It's starting to look as if the worst possible situation is happening. A bad Igniter (Ignition Module). Hope I find a break in a wire somewhere because I don't have an extra ECU or Igniter to try on the car.

Is there ANY way to test the Igniter? The Cygnus manual says to try another ECU or Igniter if the wiring checks out. Which I don't want to go buying either of them just for a 50/50 chance of it working. These parts aren't cheap at all and don't really know how they could go bad from sitting around. Not to mention I made darn sure that I was careful while handling them.

Oh yeah, I would also like to test the signals from the computer to see if they are correct but it seems that the Cygnus manual says that the car is suppose to be Idling but how can that be when I'm trying to find why the car has no spark. Is it simply stating that the car has to be turning over?

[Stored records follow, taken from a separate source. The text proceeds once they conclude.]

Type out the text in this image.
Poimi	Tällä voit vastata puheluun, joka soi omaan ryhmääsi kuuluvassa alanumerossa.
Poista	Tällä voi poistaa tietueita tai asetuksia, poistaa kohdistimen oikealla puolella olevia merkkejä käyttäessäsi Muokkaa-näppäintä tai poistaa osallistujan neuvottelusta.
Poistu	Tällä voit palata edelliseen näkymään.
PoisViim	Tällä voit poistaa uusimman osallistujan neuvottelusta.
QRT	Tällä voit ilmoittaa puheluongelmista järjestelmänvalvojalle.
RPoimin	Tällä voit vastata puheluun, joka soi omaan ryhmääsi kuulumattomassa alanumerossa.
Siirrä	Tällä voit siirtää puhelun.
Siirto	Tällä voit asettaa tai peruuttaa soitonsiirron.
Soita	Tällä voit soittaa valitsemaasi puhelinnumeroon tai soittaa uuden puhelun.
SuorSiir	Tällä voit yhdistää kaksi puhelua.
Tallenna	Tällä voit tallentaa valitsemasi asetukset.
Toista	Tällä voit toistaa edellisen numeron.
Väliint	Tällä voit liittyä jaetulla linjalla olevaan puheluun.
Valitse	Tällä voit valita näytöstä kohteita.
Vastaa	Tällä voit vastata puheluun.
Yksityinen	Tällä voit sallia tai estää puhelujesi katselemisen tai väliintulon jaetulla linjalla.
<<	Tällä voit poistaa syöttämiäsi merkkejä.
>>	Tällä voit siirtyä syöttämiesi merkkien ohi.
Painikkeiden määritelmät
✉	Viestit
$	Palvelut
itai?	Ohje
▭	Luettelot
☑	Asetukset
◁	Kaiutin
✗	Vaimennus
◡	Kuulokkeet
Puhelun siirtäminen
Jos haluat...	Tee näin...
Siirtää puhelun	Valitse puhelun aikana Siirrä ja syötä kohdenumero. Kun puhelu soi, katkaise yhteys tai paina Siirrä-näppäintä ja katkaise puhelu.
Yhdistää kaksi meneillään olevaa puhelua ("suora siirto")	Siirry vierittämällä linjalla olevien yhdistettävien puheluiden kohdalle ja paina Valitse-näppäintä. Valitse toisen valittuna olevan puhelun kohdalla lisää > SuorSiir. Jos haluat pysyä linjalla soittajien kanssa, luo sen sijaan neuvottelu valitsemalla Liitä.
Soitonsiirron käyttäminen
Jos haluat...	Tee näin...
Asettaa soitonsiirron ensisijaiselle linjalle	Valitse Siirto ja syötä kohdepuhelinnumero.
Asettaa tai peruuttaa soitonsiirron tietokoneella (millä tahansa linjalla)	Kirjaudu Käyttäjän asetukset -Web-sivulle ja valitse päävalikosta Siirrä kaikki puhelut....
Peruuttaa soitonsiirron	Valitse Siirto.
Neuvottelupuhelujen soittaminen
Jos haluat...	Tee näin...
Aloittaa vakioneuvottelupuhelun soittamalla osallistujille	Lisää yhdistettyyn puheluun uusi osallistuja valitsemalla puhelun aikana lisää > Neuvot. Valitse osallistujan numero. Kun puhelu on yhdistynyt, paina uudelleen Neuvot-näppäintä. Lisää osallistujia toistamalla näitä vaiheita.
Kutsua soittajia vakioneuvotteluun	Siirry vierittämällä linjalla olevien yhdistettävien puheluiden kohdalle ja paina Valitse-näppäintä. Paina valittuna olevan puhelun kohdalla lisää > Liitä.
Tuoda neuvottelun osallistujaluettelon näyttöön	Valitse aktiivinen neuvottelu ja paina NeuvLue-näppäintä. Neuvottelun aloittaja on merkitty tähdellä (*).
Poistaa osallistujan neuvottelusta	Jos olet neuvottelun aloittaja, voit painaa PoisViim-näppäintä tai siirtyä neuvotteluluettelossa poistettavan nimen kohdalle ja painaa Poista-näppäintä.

I'll update if I find more and any help is greatly appreciated.

Thank You All

Almost forgot, does anyone know how the pickup coils work in conjunction with the signal to the computer for it to send the signal for it to fire? I noticed there are 3 pickups in there. I'm assuming the G1 and G2 pickups are to determine when cylinder one is at TDC on the compression stroke and when it isn't. I am also assuming that the NE pickup is close to what a cam or crank sensor would be doing. Could it be possible that I need to make a 180 degree turn on the distributor in order to get spark? Although I'm pretty sure that I have it at TDC for cylinder one, this has crossed my mind. I guess it wouldn't hurt to try at this point.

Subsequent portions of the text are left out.